A multi-modal model integrating MRI habitat and clinicopathology to predict platinum sensitivity in patients with high-grade serous ovarian cancer: a diagnostic study.
Authors
Affiliations (10)
Affiliations (10)
- Department of Radiology, Jinshan Hospital, Fudan University, Shanghai, China.
- Department of MRI, the First People's Hospital of Yunnan Province, the Affiliated Hospital of Kunming University of Science and Technology, Kunming, YN, China.
- Department of Radiology, Yunnan Cancer Hospital, the Third Affiliated Hospital of Kunming Medical.
- Department of Pathology, Yunnan Cancer Hospital, the Third Affiliated Hospital of Kunming Medical.
- Department of Pathology, the First People's Hospital of Yunnan Province, the Affiliated Hospital of Kunming University of Science and Technology, Kunming, YN, China.
- Department of Radiology, the First Affiliated Hospital of Chongqing Medical University, Chongqing, China.
- Department of Radiology, Zhongda Hospital, School of Medicine, Southeast University, Nanjing, JS, China.
- Institute for AI in Medicine, School of Artificial Intelligence, Nanjing University of Information Science and Technology, Nanjing, JS, China.
- MR Research Collaboration Team, Siemens Healthineers Ltd, Shanghai, China.

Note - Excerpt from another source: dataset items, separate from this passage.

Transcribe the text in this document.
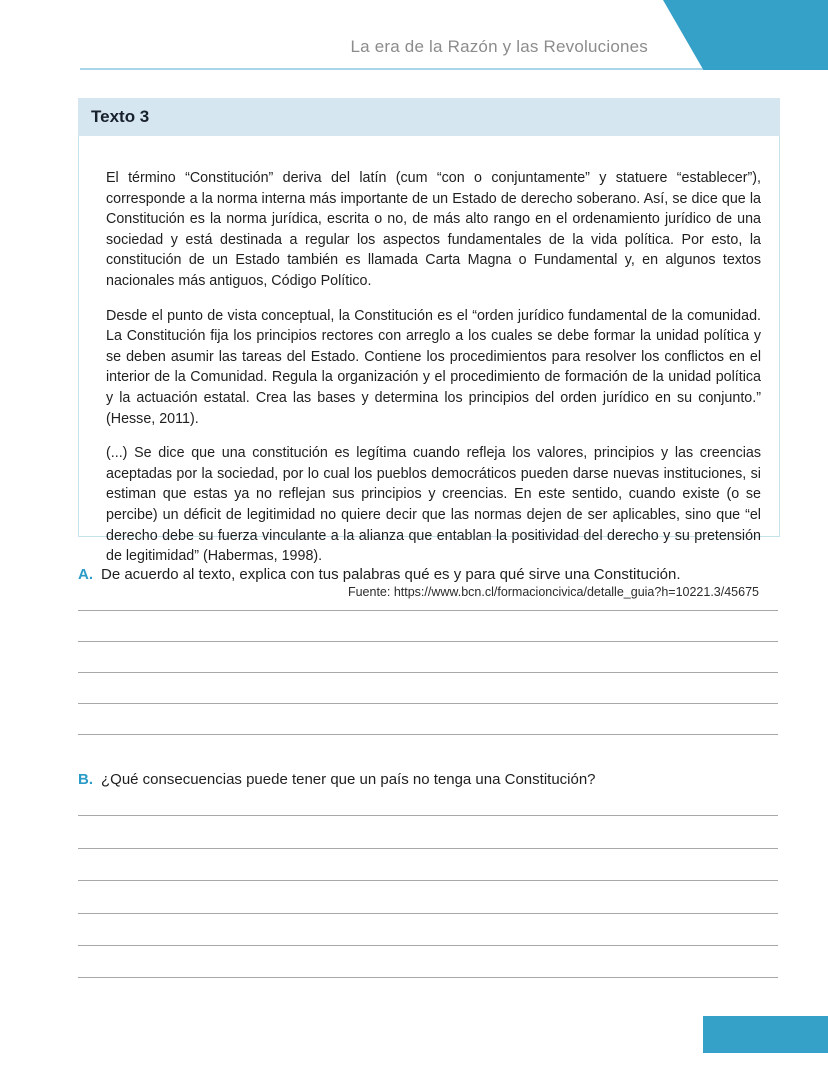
La era de la Razón y las Revoluciones
Texto 3

El término “Constitución” deriva del latín (cum “con o conjuntamente” y statuere “establecer”), corresponde a la norma interna más importante de un Estado de derecho soberano. Así, se dice que la Constitución es la norma jurídica, escrita o no, de más alto rango en el ordenamiento jurídico de una sociedad y está destinada a regular los aspectos fundamentales de la vida política. Por esto, la constitución de un Estado también es llamada Carta Magna o Fundamental y, en algunos textos nacionales más antiguos, Código Político.

Desde el punto de vista conceptual, la Constitución es el “orden jurídico fundamental de la comunidad. La Constitución fija los principios rectores con arreglo a los cuales se debe formar la unidad política y se deben asumir las tareas del Estado. Contiene los procedimientos para resolver los conflictos en el interior de la Comunidad. Regula la organización y el procedimiento de formación de la unidad política y la actuación estatal. Crea las bases y determina los principios del orden jurídico en su conjunto.” (Hesse, 2011).

(...) Se dice que una constitución es legítima cuando refleja los valores, principios y las creencias aceptadas por la sociedad, por lo cual los pueblos democráticos pueden darse nuevas instituciones, si estiman que estas ya no reflejan sus principios y creencias. En este sentido, cuando existe (o se percibe) un déficit de legitimidad no quiere decir que las normas dejen de ser aplicables, sino que “el derecho debe su fuerza vinculante a la alianza que entablan la positividad del derecho y su pretensión de legitimidad” (Habermas, 1998).

Fuente: https://www.bcn.cl/formacioncivica/detalle_guia?h=10221.3/45675
A. De acuerdo al texto, explica con tus palabras qué es y para qué sirve una Constitución.
B. ¿Qué consecuencias puede tener que un país no tenga una Constitución?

- Department of Radiology, Fudan University Shanghai Cancer Center, Shanghai, China; Department of Oncology, Shanghai Medical College, Fudan University, Shanghai, China.
Abstract
Platinum resistance of high-grade serous ovarian cancer (HGSOC) cannot currently be recognized by specific molecular biomarkers. We aimed to compare the predictive capacity of various models integrating MRI habitat, whole slide images (WSIs), and clinical parameters to predict platinum sensitivity in HGSOC patients. A retrospective study involving 998 eligible patients from four hospitals was conducted. MRI habitats were clustered using K-means algorithm on multi-parametric MRI. Following feature extraction and selection, a Habitat model was developed. Vision Transformer (ViT) and multi-instance learning were trained to derive the patch-level prediction and WSI-level prediction on hematoxylin and eosin (H&E)-stained WSIs, respectively, forming a Pathology model. Logistic regression (LR) was used to create a Clinic model. A multi-modal model integrating Clinic, Habitat, and Pathology (CHP) was constructed using Multi-Head Attention (MHA) and compared with the unimodal models and Ensemble multi-modal models. The area under the curve (AUC) and integrated discrimination improvement (IDI) value were used to assess model performance and gains. In the internal validation cohort and the external test cohort, the Habitat model showed the highest AUCs (0.722 and 0.685) compared to the Clinic model (0.683 and 0.681) and the Pathology model (0.533 and 0.565), respectively. The AUCs (0.789 and 0.807) of the multi-modal model interating CHP based on MHA were highest than those of any unimodal models and Ensemble multi-modal models, with positive IDI values. MRI-based habitat imaging showed potentials to predict platinum sensitivity in HGSOC patients. Multi-modal integration of CHP based on MHA was helpful to improve prediction performance.